Le respect, c’est envers soi et envers autrui. Je dis envers soi car à force de se créer un monde virtuel, on se prive de plein de belles rencontres, d’émotions et d’énergies positives, d’opportunités de vivre des moments magiques. Entrer en relation avec les autres, ça fait du bien à l’âme, ça nous nourrit et ça enrichit nos vies. Mais si on est dépossédé de tout cela au profit d’un monde irréel, c’est concrètement de notre responsabilité. On ne peut accuser personne de cela et on doit faire l’effort de s’en détacher.
Le respect envers les autres, ça peut être aussi banal que de ranger son cellulaire quand on prend un café avec quelqu’un et de ne pas réagir au quart de tour quand un message apparaît sur l’écran. L’humain face à nous est généralement plus important que ce que notre ami, chum, blonde, collègue ou parent nous partage. Pour la simple et bonne raison que cette personne est là, devant nous, à ce moment-là.

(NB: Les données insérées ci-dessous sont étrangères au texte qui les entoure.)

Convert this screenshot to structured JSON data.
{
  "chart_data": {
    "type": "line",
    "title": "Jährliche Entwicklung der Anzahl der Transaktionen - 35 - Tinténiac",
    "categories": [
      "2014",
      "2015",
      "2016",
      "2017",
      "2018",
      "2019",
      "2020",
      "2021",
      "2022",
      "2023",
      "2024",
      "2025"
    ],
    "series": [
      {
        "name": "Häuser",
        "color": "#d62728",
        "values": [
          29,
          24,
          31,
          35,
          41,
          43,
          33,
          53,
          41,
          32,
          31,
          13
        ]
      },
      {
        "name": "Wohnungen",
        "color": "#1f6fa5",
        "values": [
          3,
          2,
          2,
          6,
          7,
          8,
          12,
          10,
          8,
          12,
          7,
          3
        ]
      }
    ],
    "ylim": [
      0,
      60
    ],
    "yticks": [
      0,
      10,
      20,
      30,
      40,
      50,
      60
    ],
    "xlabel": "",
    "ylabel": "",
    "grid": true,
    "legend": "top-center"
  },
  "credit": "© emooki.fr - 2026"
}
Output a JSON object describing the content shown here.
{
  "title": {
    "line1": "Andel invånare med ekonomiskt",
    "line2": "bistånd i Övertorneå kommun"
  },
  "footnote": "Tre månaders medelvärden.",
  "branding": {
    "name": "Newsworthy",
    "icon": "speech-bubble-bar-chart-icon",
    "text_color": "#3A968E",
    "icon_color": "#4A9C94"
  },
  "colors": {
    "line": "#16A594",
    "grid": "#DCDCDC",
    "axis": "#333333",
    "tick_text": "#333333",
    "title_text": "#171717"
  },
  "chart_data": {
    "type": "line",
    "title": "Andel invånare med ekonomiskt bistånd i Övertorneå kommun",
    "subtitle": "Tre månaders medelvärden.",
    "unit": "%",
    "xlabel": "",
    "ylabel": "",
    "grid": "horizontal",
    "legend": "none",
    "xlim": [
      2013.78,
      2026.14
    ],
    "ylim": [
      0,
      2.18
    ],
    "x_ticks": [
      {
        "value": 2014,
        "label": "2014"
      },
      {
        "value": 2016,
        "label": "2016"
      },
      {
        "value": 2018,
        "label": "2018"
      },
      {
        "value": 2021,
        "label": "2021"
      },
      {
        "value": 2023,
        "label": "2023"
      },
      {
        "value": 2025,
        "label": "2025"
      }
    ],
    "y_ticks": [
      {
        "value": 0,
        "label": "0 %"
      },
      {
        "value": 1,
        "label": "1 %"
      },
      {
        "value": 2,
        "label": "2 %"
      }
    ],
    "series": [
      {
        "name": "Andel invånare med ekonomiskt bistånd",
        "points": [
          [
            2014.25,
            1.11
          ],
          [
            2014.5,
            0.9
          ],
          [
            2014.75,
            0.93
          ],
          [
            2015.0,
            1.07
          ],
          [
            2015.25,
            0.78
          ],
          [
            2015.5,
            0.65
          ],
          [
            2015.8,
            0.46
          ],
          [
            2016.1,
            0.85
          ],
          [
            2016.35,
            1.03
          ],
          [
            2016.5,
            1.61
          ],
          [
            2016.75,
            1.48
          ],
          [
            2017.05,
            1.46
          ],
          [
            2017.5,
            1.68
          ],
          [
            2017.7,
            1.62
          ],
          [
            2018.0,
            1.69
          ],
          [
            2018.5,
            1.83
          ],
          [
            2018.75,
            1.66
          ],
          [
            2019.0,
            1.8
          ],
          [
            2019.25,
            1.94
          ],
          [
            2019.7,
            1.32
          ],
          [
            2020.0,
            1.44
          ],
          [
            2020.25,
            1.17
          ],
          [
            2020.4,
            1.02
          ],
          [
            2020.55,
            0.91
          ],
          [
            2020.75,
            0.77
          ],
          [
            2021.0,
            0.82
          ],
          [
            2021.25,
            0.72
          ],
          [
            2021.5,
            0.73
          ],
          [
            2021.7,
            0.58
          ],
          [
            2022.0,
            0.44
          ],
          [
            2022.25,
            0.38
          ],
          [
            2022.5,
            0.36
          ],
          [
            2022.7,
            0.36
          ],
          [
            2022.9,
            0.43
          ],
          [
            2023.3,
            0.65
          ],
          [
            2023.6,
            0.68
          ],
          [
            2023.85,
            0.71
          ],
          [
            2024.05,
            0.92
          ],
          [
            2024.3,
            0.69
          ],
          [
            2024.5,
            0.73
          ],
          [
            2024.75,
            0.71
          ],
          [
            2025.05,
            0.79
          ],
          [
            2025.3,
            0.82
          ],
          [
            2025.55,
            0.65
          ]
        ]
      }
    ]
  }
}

Le moment présent se vit aujourd’hui en multicouches, comme si le fait de savoir qu’autre chose se déroule ailleurs au même moment nous angoissait, de peur de ne pas vivre LE meilleur moment, de ne pas être LÀ où c’est vraiment cool à cette seconde précise. Et pourtant, avant, on le savait qu’il y avait autre chose ailleurs mais ça nous importait peu. On savourait nos relations, nos échanges, nos folies et on se disait qu’on était dont chanceux de vivre cela.
Le respect, ça va dans les deux sens et si on veut que les autres nous démontrent ce respect, on se doit de leur prouver qu’on est apte à leur donner en retour. On dit souvent qu’on ne doit pas faire aux autres ce qu’on ne voudrait pas qu’ils nous fassent. Et selon moi, ça commence par être sincère avec autrui, à faire preuve d’égard et d’empathie, d’écoute et de politesse. Et avant d’aller chercher le respect chez les autres, respectons-nous comme il se doit. Ce sera ainsi plus facile de le propager autour de nous. Car je crois sincèrement que la personne la plus respectée est celle qui inspire les autres.